★ My Favorite Star ★
Categories Poetry

★ My Favorite Star ★

Love isn’t always means “owning the person.”

Sometimes loving the person from afar is fine as long as you know that the person you love is happy.

Loving from a distance is like loving a star, you always see it but you know can’t have it. Still despite of being so far to that star you are happy and contented every time you see that star shines so bright.

You feel warm by its spark in the middle of the night.

You miss it every morning and you’re longing to have a glimpse of it when the sky turns dark.

When time comes and the star doesn’t appear, you know something is wrong and you spend the rest of the night worrying and wondering if the star is doing fine. You feel sad and uncomfortable, you wanted to do any possible things you could do just to make that star shine again.

I was once told by my grandmother that if I want my wish came true I should look at the brightest star in the sky, sincerely whisper my wish and if that star disappear it means that star dies to grant my wish.

I’ve been doing that thing since I was a kid, and losing the brightest star could mean a granted wish for me.

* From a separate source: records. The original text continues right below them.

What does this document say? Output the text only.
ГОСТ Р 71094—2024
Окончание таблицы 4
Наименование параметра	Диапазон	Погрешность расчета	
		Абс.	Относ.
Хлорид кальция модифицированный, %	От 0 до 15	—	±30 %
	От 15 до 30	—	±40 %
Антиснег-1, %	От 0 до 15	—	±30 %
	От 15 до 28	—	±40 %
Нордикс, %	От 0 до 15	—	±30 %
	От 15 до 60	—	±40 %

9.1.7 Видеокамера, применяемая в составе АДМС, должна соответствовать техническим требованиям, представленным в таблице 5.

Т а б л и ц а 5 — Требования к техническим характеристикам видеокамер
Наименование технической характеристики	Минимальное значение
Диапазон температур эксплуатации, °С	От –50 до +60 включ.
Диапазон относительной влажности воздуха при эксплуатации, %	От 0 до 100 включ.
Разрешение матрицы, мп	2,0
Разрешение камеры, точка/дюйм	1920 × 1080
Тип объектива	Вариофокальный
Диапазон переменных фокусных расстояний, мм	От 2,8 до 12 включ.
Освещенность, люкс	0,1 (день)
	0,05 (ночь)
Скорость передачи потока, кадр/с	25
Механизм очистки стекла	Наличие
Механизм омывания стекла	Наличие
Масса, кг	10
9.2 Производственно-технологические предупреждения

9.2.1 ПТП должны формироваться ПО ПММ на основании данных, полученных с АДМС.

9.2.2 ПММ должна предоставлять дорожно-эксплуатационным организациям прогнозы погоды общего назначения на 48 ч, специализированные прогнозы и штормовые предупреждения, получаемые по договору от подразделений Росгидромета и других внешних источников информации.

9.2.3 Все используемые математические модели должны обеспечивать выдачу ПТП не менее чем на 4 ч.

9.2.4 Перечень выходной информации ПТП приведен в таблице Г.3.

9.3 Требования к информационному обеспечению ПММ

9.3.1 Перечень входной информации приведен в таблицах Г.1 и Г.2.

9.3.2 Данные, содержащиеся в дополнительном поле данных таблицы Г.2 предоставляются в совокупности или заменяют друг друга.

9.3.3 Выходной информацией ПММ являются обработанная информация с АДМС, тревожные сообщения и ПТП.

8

That’s why I love stars so much, it can make my darkest hour bright, it can wipe my tears. When I feel lost or empty, a single star in the sky could make me feel better. Star became a symbol of hope for me. Star was been engrave in my entire being.

Until one day, I saw the brightest star in the galaxy.

Unknowingly, Instead of thinking for a wish, I fell in love with that star. I fell in love not just because it’s the brightest star in the universe but also because even if it’s not shining that star still manage to make me feel good. I fell more in love with that star every evening and even every morning when it is not showing himself. I fell in love with that star every waking up, sleeping time and in between time of my everyday living. I fell in love with this star when he is happy, sad, mad, sensitive, insensitive, naïve, talkative, nonsense, hyper or hypo. I fell in love with every bits of this star.

And since then I stopped wishing upon a star,

because I’d rather have nothing in my hand than lose my favorite star in the sky.